This is the story of Charles, 5th Duke of Rutland (1754-87), and his sailor brother Robert (1758-82), sons of the Marquis of Granby after whom many English pubs are named - the surest popular accolade Britain has to offer - and thus grandsons of the 4th Duke. The family context is provided by David Rutland (11th Duke), drawing on his extensive family archives, to show us the matrimonial peccadilloes of the 18th century aristocracy and how Charles and his father were somewhat indisciplined in regard to money. As a pocket social history of the age at the top of the tree I found this civilian side of the narrative just as enthralling as the naval. The exposition of the subtleties of Charles' (and thus others') political situation, including the genealogical spider's web of the Whig peerage, is masterly.
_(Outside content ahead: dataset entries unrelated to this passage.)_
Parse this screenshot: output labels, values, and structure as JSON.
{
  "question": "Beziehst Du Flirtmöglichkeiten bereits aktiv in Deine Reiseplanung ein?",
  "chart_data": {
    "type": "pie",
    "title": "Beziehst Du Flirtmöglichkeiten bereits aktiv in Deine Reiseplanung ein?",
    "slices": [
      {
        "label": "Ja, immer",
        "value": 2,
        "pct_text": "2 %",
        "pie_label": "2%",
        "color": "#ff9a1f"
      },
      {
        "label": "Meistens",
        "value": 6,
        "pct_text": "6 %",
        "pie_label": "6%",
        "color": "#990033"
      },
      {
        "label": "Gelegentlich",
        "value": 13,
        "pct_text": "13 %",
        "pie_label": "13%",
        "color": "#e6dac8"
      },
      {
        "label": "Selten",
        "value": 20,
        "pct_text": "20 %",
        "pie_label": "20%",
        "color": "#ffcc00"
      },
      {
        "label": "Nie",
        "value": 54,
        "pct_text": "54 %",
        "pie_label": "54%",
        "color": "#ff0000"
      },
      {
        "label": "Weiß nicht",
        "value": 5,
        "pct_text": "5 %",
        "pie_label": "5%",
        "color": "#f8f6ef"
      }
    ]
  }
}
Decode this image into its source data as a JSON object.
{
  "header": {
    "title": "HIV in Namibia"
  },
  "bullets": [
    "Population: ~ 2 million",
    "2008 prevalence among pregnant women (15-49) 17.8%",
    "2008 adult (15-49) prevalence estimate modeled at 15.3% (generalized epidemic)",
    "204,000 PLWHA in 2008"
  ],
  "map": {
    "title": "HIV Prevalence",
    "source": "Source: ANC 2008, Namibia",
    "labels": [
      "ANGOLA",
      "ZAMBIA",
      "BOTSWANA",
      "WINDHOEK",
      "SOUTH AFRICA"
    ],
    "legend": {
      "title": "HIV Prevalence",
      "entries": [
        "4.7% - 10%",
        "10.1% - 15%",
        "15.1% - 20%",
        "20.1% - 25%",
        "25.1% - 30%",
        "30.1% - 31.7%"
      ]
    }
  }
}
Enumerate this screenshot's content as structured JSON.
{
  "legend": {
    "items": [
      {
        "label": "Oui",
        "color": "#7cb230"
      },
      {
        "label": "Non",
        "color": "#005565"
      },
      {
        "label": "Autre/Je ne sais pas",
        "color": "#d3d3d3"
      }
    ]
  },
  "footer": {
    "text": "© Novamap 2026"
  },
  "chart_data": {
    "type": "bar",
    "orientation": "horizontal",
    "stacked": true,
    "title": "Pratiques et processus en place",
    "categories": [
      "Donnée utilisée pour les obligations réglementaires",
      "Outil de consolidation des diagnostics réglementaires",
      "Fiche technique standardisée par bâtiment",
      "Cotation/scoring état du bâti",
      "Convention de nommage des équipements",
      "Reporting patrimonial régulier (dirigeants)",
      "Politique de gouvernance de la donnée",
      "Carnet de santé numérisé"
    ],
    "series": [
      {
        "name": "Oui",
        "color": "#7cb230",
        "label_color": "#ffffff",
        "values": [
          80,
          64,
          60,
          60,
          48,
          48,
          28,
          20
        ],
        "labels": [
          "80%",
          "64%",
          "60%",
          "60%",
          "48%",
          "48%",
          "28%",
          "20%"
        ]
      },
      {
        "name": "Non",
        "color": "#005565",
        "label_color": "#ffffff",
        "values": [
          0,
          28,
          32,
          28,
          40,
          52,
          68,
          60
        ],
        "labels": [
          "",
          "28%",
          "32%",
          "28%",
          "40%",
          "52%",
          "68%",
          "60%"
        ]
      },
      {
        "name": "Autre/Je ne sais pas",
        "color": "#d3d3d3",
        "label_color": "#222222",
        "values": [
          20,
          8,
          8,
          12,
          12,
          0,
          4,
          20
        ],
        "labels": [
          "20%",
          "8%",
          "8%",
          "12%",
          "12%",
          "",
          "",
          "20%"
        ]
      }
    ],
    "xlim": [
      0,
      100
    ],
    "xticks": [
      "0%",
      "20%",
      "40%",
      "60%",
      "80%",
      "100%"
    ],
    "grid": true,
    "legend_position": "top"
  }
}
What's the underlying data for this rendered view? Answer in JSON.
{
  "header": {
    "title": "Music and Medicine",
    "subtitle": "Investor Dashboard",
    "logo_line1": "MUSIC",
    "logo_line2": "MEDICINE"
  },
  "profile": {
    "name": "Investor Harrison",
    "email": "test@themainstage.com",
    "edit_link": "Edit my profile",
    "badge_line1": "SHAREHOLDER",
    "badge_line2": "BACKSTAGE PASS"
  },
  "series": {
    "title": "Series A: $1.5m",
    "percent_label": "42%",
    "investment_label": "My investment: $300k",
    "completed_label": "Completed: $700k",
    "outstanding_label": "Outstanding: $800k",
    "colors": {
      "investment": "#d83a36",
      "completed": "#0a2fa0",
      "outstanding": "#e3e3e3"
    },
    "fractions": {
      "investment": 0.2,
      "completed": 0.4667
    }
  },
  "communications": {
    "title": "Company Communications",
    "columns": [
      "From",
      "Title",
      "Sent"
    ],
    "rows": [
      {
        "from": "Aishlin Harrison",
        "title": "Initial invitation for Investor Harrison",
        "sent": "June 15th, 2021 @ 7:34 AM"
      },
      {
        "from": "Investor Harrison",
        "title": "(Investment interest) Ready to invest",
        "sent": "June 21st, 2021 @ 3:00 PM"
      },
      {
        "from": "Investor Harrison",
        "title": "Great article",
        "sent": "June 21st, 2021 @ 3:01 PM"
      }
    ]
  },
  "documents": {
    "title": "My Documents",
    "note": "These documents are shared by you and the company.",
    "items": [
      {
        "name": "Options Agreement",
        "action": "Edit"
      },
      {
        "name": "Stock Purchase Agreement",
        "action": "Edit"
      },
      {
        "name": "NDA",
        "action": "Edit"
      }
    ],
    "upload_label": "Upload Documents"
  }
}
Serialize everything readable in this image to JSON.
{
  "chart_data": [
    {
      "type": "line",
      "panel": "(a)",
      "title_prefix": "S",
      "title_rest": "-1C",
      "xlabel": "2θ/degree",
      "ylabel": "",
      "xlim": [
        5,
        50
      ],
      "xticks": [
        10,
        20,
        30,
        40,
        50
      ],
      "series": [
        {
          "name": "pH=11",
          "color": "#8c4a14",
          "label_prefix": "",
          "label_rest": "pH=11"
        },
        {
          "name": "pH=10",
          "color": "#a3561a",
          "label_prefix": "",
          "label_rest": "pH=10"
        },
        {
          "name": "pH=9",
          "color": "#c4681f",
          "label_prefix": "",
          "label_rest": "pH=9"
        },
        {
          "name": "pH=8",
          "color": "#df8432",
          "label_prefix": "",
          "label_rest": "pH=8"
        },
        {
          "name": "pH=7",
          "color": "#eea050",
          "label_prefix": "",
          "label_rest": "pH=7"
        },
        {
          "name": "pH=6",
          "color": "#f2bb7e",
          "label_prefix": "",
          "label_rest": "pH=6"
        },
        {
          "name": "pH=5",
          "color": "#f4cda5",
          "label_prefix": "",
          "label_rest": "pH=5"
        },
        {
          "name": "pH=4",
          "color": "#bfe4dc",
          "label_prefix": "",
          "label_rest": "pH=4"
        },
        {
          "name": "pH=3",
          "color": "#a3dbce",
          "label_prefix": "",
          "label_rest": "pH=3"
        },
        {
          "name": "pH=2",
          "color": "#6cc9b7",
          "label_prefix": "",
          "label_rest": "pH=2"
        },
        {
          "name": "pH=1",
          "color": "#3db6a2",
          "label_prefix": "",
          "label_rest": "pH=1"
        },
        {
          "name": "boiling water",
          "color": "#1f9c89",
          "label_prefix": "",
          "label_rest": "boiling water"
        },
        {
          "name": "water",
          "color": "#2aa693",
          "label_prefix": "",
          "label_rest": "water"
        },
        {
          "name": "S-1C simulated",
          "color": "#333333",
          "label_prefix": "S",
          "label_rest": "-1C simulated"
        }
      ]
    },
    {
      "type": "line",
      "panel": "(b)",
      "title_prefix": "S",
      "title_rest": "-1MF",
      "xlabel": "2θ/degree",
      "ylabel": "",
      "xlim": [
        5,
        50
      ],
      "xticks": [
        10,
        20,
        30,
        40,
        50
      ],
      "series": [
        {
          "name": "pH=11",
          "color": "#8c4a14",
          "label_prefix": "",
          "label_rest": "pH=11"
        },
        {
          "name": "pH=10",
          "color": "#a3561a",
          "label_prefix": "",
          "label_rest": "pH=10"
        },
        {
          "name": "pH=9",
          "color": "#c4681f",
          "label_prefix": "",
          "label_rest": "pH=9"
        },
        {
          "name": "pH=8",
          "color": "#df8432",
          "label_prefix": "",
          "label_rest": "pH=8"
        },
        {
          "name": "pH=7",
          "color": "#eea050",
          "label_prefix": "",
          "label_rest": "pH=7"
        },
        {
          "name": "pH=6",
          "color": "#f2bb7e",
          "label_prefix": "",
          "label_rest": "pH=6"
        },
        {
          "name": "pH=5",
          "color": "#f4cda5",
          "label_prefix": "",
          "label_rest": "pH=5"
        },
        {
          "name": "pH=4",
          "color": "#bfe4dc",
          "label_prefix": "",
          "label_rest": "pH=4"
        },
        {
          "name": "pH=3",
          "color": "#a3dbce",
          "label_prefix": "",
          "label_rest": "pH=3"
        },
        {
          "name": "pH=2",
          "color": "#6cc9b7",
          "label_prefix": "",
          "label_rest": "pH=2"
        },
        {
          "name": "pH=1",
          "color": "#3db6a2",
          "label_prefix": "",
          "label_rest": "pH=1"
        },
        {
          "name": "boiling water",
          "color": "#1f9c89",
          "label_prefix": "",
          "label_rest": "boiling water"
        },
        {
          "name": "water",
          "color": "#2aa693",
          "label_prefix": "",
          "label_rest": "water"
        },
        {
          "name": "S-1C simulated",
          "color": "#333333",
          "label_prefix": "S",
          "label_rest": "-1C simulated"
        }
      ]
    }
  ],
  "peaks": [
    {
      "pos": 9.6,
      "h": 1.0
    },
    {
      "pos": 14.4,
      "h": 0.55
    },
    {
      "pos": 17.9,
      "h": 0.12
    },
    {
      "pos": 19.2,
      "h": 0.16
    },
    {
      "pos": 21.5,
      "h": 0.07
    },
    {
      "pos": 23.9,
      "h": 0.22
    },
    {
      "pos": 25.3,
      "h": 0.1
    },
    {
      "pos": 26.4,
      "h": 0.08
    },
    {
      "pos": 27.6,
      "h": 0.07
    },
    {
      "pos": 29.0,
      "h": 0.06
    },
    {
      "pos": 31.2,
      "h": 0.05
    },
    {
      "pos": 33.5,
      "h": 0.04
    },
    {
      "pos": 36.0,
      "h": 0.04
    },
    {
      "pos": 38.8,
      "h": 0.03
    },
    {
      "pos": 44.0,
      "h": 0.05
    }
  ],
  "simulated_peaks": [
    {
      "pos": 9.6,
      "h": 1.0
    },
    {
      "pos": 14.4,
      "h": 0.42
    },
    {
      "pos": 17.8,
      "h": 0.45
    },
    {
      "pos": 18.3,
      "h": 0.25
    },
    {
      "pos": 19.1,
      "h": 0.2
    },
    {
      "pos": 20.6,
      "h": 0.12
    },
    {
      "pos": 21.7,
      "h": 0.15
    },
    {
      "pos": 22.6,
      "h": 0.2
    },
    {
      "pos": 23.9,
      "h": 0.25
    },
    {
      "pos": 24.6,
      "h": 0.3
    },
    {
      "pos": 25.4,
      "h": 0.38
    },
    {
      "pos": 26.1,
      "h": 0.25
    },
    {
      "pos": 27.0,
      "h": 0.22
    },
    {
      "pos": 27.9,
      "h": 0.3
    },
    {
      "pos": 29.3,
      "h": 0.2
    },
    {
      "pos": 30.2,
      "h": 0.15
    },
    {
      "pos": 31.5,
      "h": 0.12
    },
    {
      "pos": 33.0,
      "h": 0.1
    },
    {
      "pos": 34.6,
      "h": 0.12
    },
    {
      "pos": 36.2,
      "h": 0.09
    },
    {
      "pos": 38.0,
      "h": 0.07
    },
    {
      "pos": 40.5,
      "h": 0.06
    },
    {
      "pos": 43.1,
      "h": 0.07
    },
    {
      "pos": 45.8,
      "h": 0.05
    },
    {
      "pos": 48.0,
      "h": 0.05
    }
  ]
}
The naval element is supplied by Emma Ellis, on three levels. The 'domestic' side of RN service, as Robert finds his feet and seeks advancement (the latter larded by a somewhat extreme sense of entitlement - as a very junior lieutenant he even badgers the First Lord) is well covered. There is then the strategic environment of the American War that morphs into full blown war with France as that jackal joins in - at this level the narrative includes the political background in London, in which Rutland shows us how Charles might have played a greater part if he had been able to prioritise politics above pleasure. Ellis also takes us tactically and incisively through the battles of Ushant, Chesapeake Bay, the Moonlight Battle, St Kitts and the Saintes in which last Robert was severely injured - dying of his wounds and the subsequent medical attention, aged 24. In between we have an in-depth account of the Keppel/Palliser feud after Ushant in which the political and naval issues became disastrously entwined for all, and excellent insights as to why glib condemnation of Graves for losing us America are somewhat superficial; there the ultimate responsibility lay with parliament for not funding the Navy sufficiently in the first place. The account of the breaking of the enemy's line at the Saintes shows us that giving Rodney the credit is not quite the story. This naval part is slightly marred by the occasional terminological solecism - for instance misuse of 'moored' early in the work and 'pulleys' on page 210, and 'wardroom dining companions' (Robert as a Captain would have kept his own table) on p.285. In regard to the hardship of being a pressed man, there might have been a greater understanding of the long standing obligation of all those who used the sea to serve their sovereign in time of war; and also that many so pressed were offered the chance to 'volunteer' and so receive a bounty.
The seamless integration of the civilian and political, and naval sides to the story does the authors much credit. One has sometimes to remind oneself not to feel censorious of want of balance towards two men who were very young for the responsibilities thrust upon them - a senior dukedom at 25 for the one, captaincy of a battleship at 21 for the other - with subordinate officers twice his age and hundreds of men to be managed even in mutiny. One might pause to compare how a duke's grandson so climbed the ladder while others were stuck as lieutenants or even as midshipmen in their forties.
Besides 42 colour plates beautifully presented across twelve pages there are numerous black and white illustrations in the text, mainly reproductions of Rutland documents from the archives. The National Archives and the archives of Eton College and elsewhere have been scoured as well as the Rutland archives held in Belvoir Castle. There is a comprehensive bibliography. Those wishing to study the naval side of the American War might also enjoy 'A Naval Career During the Old War' (1883), a life of Admiral John Markham MP of which a pdf download is available at https://ia902701.us.archive.org/34/items/navalcareerdurin00mark/navalcareerdurin00mark.pdf , which work also includes a contemporary account of the Gordon Riots which feature in the book under review here.
Charles was broken by Robert's death. However the book closes with Charles showing what he was really capable of as Lord Lieutenant of Ireland., although some of his recreational activities might have escaped the pen of a Victorian biographer. Charles died aged 33, his liver 'irreversibly decayed' and we see how his heir's long minority finally enabled the Belvoir books to be balanced.
I gained much from this book and am now much better informed about the political and naval background to the period.